Da estrutura informativa destes circuitos hoje, praticamente, já nada resta, com excepção de uma ou outra placa sinalizadora já muito enferrujada.


O que resta (ou restava, pois desconheço a data da foto) do painel sinalizador da Anta do Paço das Vinhas (foto de Miguel Palmeiro, importada do Portugal Megalítico (Facebook)


A Anta 2 de Pinheiro do Campo (S.Sebastião da Giesteira) que integrava o Circuito 1. Ainda apresenta (Março de 2017) a antiga placa informativa, muito danificada, bem como restos da "porteira" de acesso então instalada com a autorização dos proprietários. No âmbito deste projecto de circuito, a TELECOM da altura, retirou um poste telefónico que estava cravado o que resta da mamoa original.

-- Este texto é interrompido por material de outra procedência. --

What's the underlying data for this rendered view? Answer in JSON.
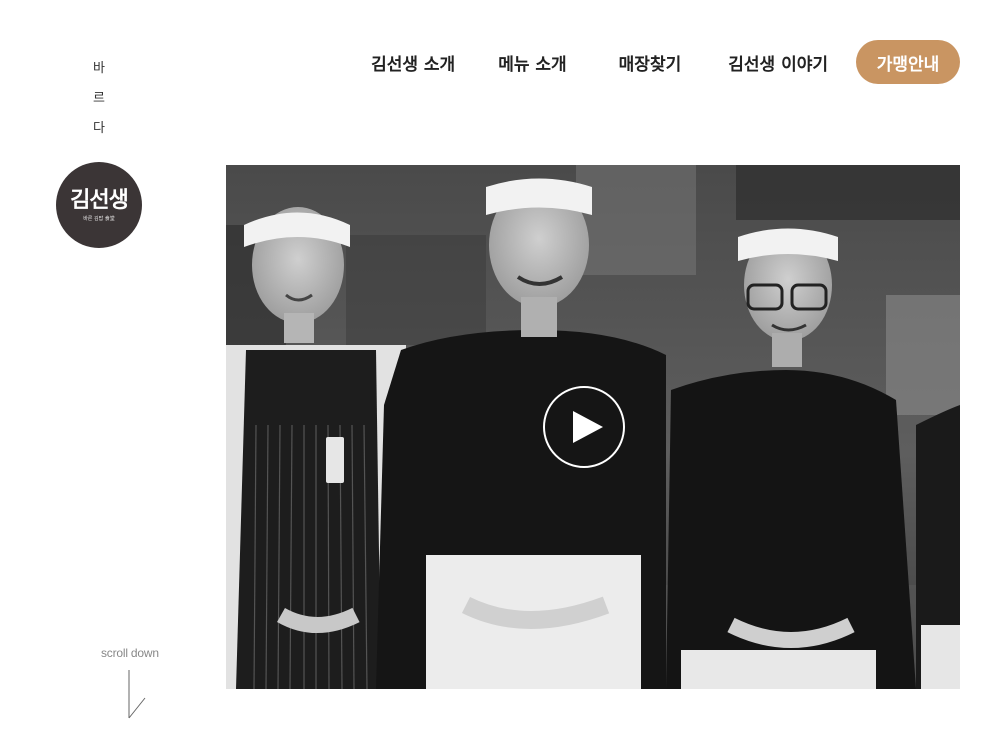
{
  "brand": {
    "tagline_chars": [
      "바",
      "르",
      "다"
    ],
    "logo_text": "김선생",
    "logo_subtext": "바른 김밥 食堂",
    "logo_color": "#3b3536"
  },
  "nav": {
    "items": [
      {
        "label": "김선생 소개"
      },
      {
        "label": "메뉴 소개"
      },
      {
        "label": "매장찾기"
      },
      {
        "label": "김선생 이야기"
      }
    ],
    "cta_label": "가맹안내",
    "cta_color": "#c99562"
  },
  "hero": {
    "play_icon": "play-icon"
  },
  "scroll": {
    "label": "scroll down"
  }
}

Ecos do novo roteiro na imprensa local e nacional
Não terminou neste projecto a valorização do património megalítico eborense. Aliás, nos anos imediatos (década de 90) e já com o apoio dos fundos comunitários (Projectos LIFE) a Câmara Municipal viria a promover ou a apoiar diversas intervenções, ainda que concentradas na zona de Guadalupe-Valverde, que consolidariam este recurso patrimonial, como uma mais valia com futuro.

 Tiveram nesse início dos anos 90 particular importância e repercussão, as grandes intervenções de investigação e restauro então realizadas nos três Cromeleques de Guadalupe (Almendres, Portela de Mogos e Vale Maria do Meio) três monumentos classificados que poderiam ser a espinha dorsal de um verdadeiro "Stonehende" ou um "Carnac" nacional. Infelizmente, por razões financeiras, legais e eventualmente políticas, há muito que a autarquia de Évora deixou de ter capacidade de intervir neste património, como o fez no passado. Se os Almendres ainda conseguem transmitir alguma sensação de ordenamento, apesar da ausência de qualquer gestão do sítio, a visita à Anta Grande do Zambujeiro, verdadeira catedral do megalitismo alentejano, é cada vez mais penosa, face ao grau de degradação que a sua estrutura atingiu.